U comme Une : toute la vie de Sheila aura été étalée en une des magazines, depuis ses débuts, alors en pleine adolescence. Celle qui n’a pratiquement jamais connu l’anonymat, a vu sa vie intime et très privée, avec ses bonheurs et ses drames, relatés dans tous les kiosques à journaux : de l’innocent « Salut les copains » où elle joue le jeu avec Jean Marie Périer, à la presse à scandale qui n’hésite pas à écrire et souvent inventer les pires horreurs sur elle, le phénomène Sheila aura alimenté l’ensemble de la presse pour le meilleur et souvent le pire. C’est en partie à cause de cette pression médiatique qu’elle s’envole pour les Etats Unis où elle retrouve le bonheur de redevenir anonyme.

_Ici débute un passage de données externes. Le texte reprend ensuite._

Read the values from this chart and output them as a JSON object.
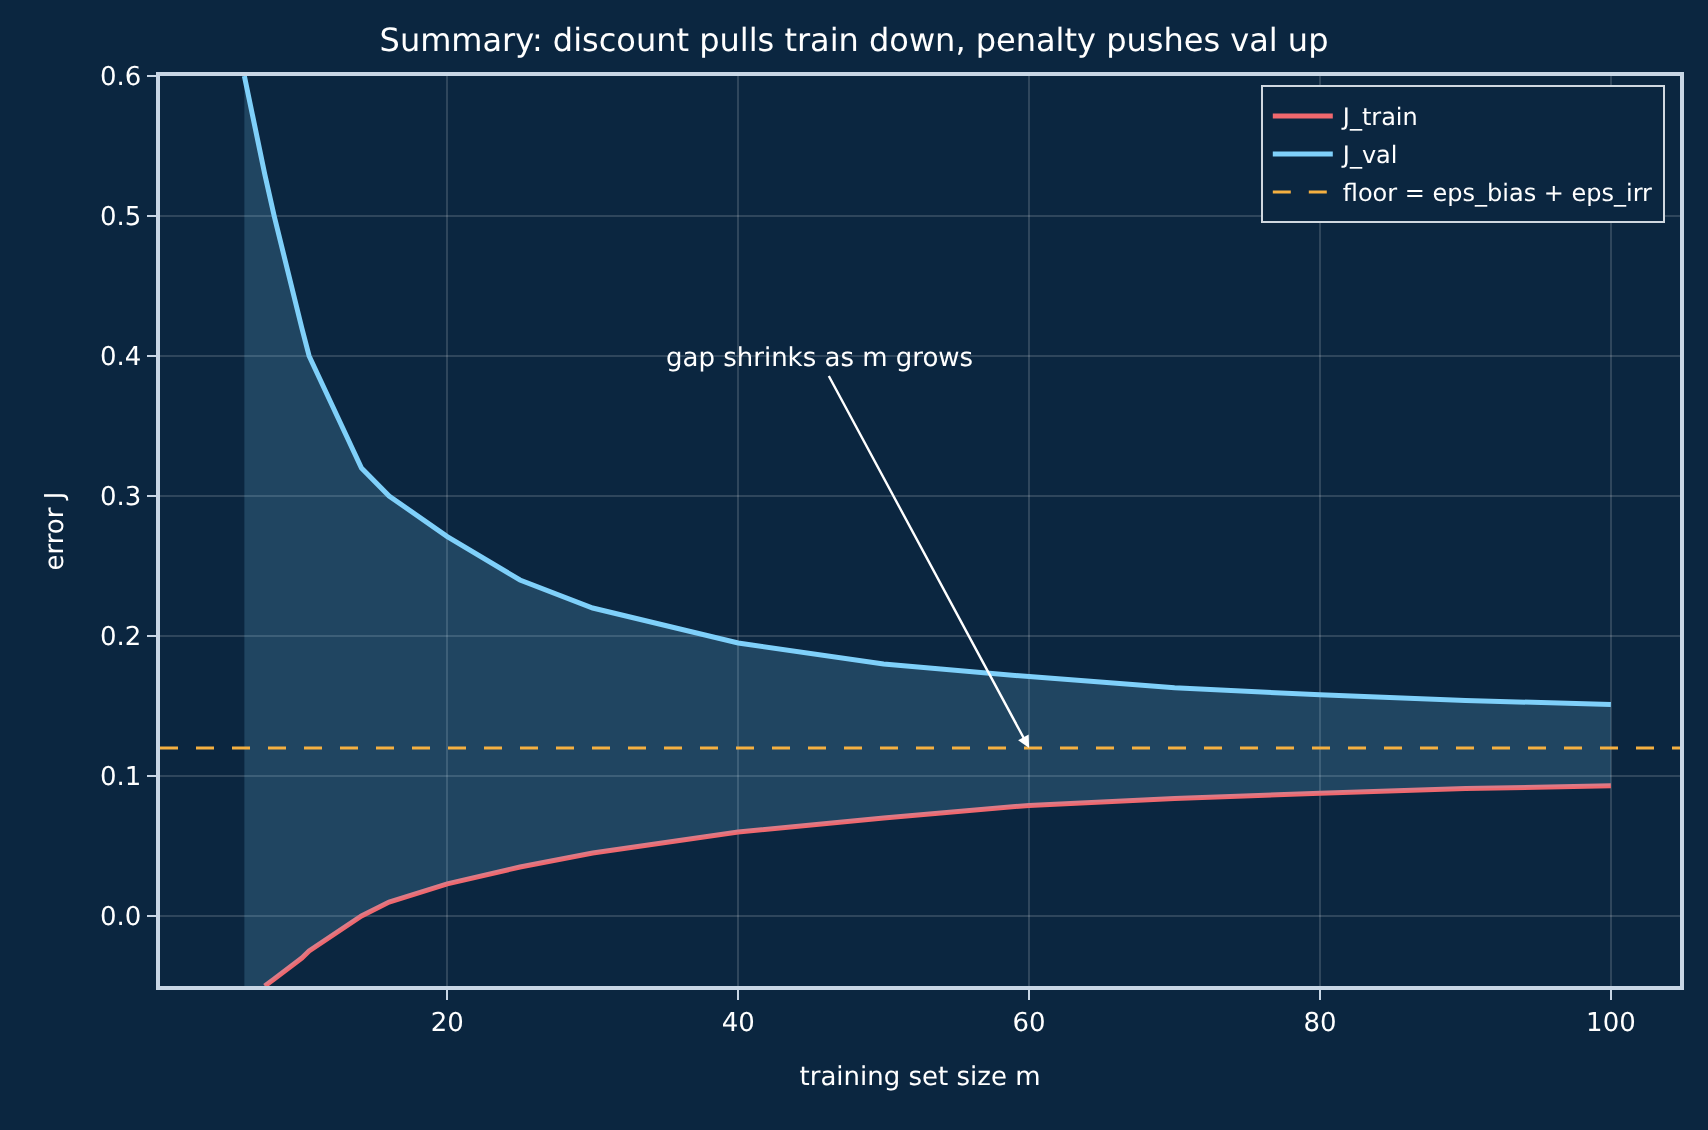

V comme « Venue d’ailleurs » : précédé en juin 2020, d’un premier extrait sorti en digital, « Septième continent » dans une version différente de la version album, puis du single « Tous Yéyé » le 19 avril 2021, « Venue d’ailleurs » se révèle être l’album le plus intime de Sheila. Sorti le 2 avril 2021, elle y chante son histoire, ses blessures, ses joies et ses peines aussi, entre piano-voix et Disco, entre rythmes Pop et mélodies mélancoliques. Parmi les 11 chansons, « La Rumeur », sans doute la plus belle de cet opus, raconte comme celle-ci a été le poison de sa vie et comme elle peut détruire encore aujourd’hui. En 1964, Sheila a 18 ans et tandis qu’elle soigne une anémie par des traitements hormonaux, les journaux font courir le bruit qu’elle serait un homme. C’est sans doute l’une des légendes urbaines les plus persistantes du show business. En 1975, elle va jusqu’à filmer son accouchement pour tenter de s’en défaire, certains médias la soupçonnant de simuler sa grossesse en portant un coussin sous ses vêtements.

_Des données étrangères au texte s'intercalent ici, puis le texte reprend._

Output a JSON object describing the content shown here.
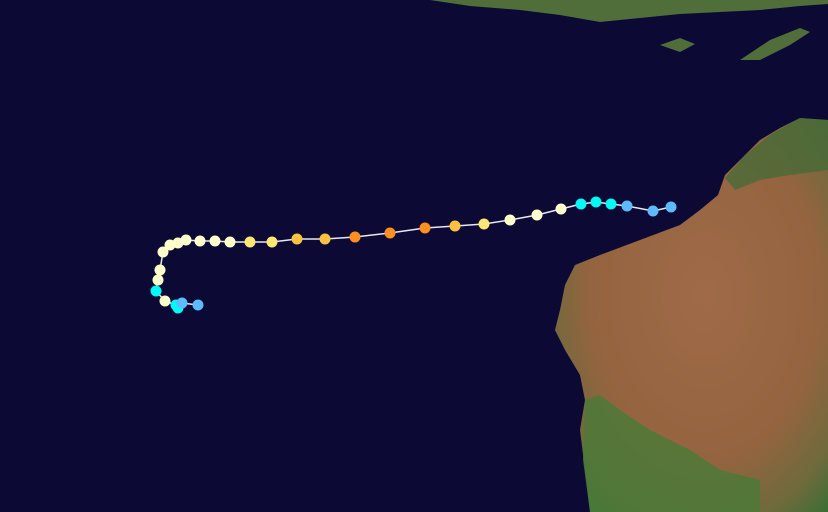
{
  "map": {
    "ocean_color": "#0c0a35",
    "land_colors": {
      "desert": "#9a6a48",
      "vegetation": "#4f7a3a",
      "coast": "#3a6a3a"
    }
  },
  "track": {
    "line_color": "#e8e8f0",
    "category_colors": {
      "TD": "#5ebaff",
      "TS": "#00faf4",
      "C1": "#ffffcc",
      "C2": "#ffe775",
      "C3": "#ffc140",
      "C4": "#ff8f20"
    },
    "points": [
      "TD",
      "TD",
      "TD",
      "TS",
      "TS",
      "TS",
      "C1",
      "C1",
      "C1",
      "C2",
      "C3",
      "C4",
      "C4",
      "C4",
      "C3",
      "C3",
      "C2",
      "C2",
      "C1",
      "C1",
      "C1",
      "C1",
      "C1",
      "C1",
      "C1",
      "C1",
      "C1",
      "TS",
      "C1",
      "TS",
      "TS",
      "TD",
      "TD"
    ]
  }
}
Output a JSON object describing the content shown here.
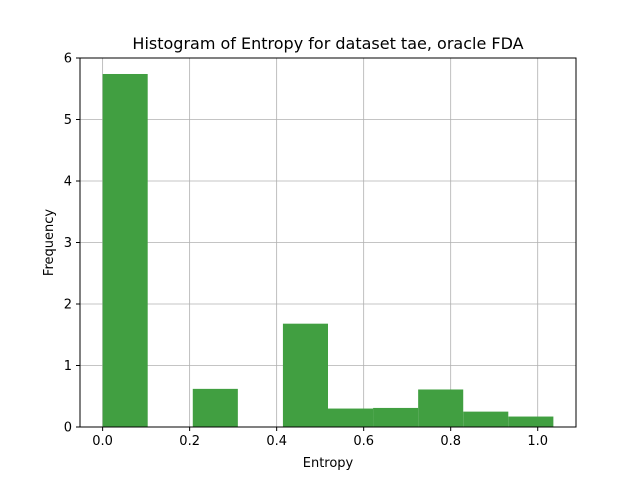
{
  "chart_data": {
    "type": "bar",
    "title": "Histogram of Entropy for dataset tae, oracle FDA",
    "xlabel": "Entropy",
    "ylabel": "Frequency",
    "xlim": [
      -0.052,
      1.088
    ],
    "ylim": [
      0,
      6
    ],
    "xticks": [
      0.0,
      0.2,
      0.4,
      0.6,
      0.8,
      1.0
    ],
    "xtick_labels": [
      "0.0",
      "0.2",
      "0.4",
      "0.6",
      "0.8",
      "1.0"
    ],
    "yticks": [
      0,
      1,
      2,
      3,
      4,
      5,
      6
    ],
    "ytick_labels": [
      "0",
      "1",
      "2",
      "3",
      "4",
      "5",
      "6"
    ],
    "grid": true,
    "bar_color": "#419f41",
    "bins": [
      {
        "x0": 0.0,
        "x1": 0.1036,
        "value": 5.74
      },
      {
        "x0": 0.1036,
        "x1": 0.2072,
        "value": 0
      },
      {
        "x0": 0.2072,
        "x1": 0.3108,
        "value": 0.62
      },
      {
        "x0": 0.3108,
        "x1": 0.4144,
        "value": 0
      },
      {
        "x0": 0.4144,
        "x1": 0.518,
        "value": 1.68
      },
      {
        "x0": 0.518,
        "x1": 0.6216,
        "value": 0.3
      },
      {
        "x0": 0.6216,
        "x1": 0.7252,
        "value": 0.31
      },
      {
        "x0": 0.7252,
        "x1": 0.8288,
        "value": 0.61
      },
      {
        "x0": 0.8288,
        "x1": 0.9324,
        "value": 0.25
      },
      {
        "x0": 0.9324,
        "x1": 1.036,
        "value": 0.17
      }
    ]
  }
}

W comme Wolfgang : un prénom que l’on retrouve dans le titre de l’un de ses albums « Les sommets blancs de Wolfgang » sorti en 1980, extrait de l’album « Pilote sur les ondes ».


X comme Classé X : si Sheila a toujours refusé de poser nue, elle a été l’objet de tous les fantasmes dont celui du peintre illustrateur et sculpteur Alain Aslan (1930-2014) dont l’un des talents est de dessiner des pin-up et des idoles dénudées. Il œuvre notamment pour le célèbre magazine de charme « LUI ». Pour son numéro 75, paru en avril 1970, il publie une série classée X dans laquelle il déshabille sous son coup de crayon, les icônes des Yéyé comme Françoise Hardy, Sylvie Vartan, France Gall, Mireille Mathieu et Sheila, qui se retrouve allongée dans le plus simple appareil, en double page.


Y comme Yéyé : Sheila est l’une des idoles Yéyé aux côtés de ses amis Françoise Hardy et Claude François, Johnny Hallyday et Sylvie Vartan. Sous l’œil de Jean-Marie Périer qui immortalise cette période et ses modèles pour toute une génération, elle se glisse dans tous les rôles pour des photos ludiques destinées aux pages de « Salut les Copains ». On la retrouve sur la photo de classe la plus emblématique et la plus célèbre des années 60 aux côtés de ces chanteurs et chanteuses qui peu à peu dépoussièrent la variété française pour une jeunesse en pleine révolution. Dans les années 2000, au sein de la tournée « Age Tendre », elle reprend devant son public resté fidèle quelques-uns des tubes qui auront marqué cette décennie d’émancipation, à laquelle elle fait un clin d’oeil sur son dernier album avec le titre « Tous Yéyé ». Dans ce clip composé des dessins d´Olivier et Marc-Antoine Coulon, elle parcourt les images dessinées de sa vie.


Z comme Zenith :
après un nombre incalculable d’émissions en studio où elle chante la plupart du temps en playback, Sheila est attendue au tournant lorsqu’elle monte sur la scène d’une toute nouvelle salle de spectacle parisienne quasi révolutionnaire (et qui aurait dû être éphémère !) : le Zénith (inauguré par Renaud l’année précédente). Elle y donnera 17 représentations en 1985, soit une des plus longues résidences à ce jour dans cette salle. Si elle a vu un peu grand, et n’affiche pas complet tous les soirs, son concert avant-gardiste et ultra moderne aura définitivement marqué les années 80 et la mémoire de ses nombreux fans.